Manage Hyper-V Remotely
Jan 12, 2018 · 284 words · 2 minute read
While it might be convenient to RDP to your Hyper-V host and use the manager on the server directly. I prefer to run the manage multiple hosts all from my local machine. Below are the steps to take to install the Hyper-V management tools, enable credential delegation, and connect to your host from your local machine. Install the Hyper-V Management Tools
From Add/Remove Programs, select ‘Turn Windows features on or off’, then check the Hyper-V Management Tools
Once installed, you will have the Hyper-V Manager under ‘Windows Administrator Tools’ in your Start menu
But, when trying to connect to the remote server using our credentials we are prompted to allow delegation, which then fails.
Enabling Remote Management and Credential Delegation
Open PowerShell as Administrator and enable Windows Remote Management on your machine
winrm quickconfig
Warning: This will fail if any network adapter is set to ‘Public’ to change this please refer to the following serverfault.com answer
Once WinRM is enabled, you will have to configure Windows Credential Security Support Provider (CredSSP) authentication for this machine from the Hyper-V host
Enable-WSManCredSSP -Role “Client” -DelegateComputer “hyper-v.FQDN“
Now that Windows Remote Management and the Credential Security Support Provider are configured we can attempt to login but will receive an unauthorized error.

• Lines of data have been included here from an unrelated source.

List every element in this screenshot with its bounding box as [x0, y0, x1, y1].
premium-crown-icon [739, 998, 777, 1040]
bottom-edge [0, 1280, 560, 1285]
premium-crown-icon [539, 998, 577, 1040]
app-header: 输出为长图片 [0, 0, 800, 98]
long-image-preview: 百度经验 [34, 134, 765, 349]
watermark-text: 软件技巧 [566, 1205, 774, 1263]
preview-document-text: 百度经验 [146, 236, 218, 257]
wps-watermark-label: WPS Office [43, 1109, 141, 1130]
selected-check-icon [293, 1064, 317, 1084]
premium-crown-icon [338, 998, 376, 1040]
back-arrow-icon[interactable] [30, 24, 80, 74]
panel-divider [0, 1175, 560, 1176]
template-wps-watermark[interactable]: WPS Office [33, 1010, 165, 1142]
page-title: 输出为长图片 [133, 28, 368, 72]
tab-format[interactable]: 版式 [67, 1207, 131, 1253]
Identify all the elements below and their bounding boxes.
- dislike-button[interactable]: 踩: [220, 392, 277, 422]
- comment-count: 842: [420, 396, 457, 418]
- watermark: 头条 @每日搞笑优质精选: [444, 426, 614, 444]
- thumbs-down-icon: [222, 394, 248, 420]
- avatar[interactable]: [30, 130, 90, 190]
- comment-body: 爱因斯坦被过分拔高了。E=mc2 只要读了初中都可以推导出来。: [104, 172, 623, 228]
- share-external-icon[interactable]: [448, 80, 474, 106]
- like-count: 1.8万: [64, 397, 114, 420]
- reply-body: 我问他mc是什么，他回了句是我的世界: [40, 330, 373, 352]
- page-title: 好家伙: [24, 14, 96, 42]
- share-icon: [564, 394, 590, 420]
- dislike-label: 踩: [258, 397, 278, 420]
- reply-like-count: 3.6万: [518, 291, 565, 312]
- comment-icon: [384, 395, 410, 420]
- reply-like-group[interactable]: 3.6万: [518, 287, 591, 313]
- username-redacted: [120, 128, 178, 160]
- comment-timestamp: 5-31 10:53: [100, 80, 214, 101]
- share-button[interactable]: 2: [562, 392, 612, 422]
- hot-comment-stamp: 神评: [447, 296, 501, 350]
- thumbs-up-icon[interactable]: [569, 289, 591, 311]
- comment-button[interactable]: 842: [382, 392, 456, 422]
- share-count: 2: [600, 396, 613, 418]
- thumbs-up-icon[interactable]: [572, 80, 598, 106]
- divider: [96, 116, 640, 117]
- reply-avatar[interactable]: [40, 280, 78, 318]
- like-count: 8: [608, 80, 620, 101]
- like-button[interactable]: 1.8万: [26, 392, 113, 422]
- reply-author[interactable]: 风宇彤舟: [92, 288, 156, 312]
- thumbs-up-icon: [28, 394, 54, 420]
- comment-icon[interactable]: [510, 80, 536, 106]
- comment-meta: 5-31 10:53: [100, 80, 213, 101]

Enable NTLM-only Server Authentication from the host
Open ‘gpedit.msc’ and navigate to the following tree:
Computer Configuration -> Administrative Templates -> System -> Credential Delegation
Select ‘Allow delegating fresh credentials with NTLM-only server authentication’
Enable the policy and add your Hyper-V host as an allowed server.
WSMAN/host.fqdn.tld
Also: You can set WSMAN/*.fqdn.tld to allow all servers to provide credentials, but this may be a security risk
Now use Hyper-V Manager to ‘Connect to Server..’ and voilà!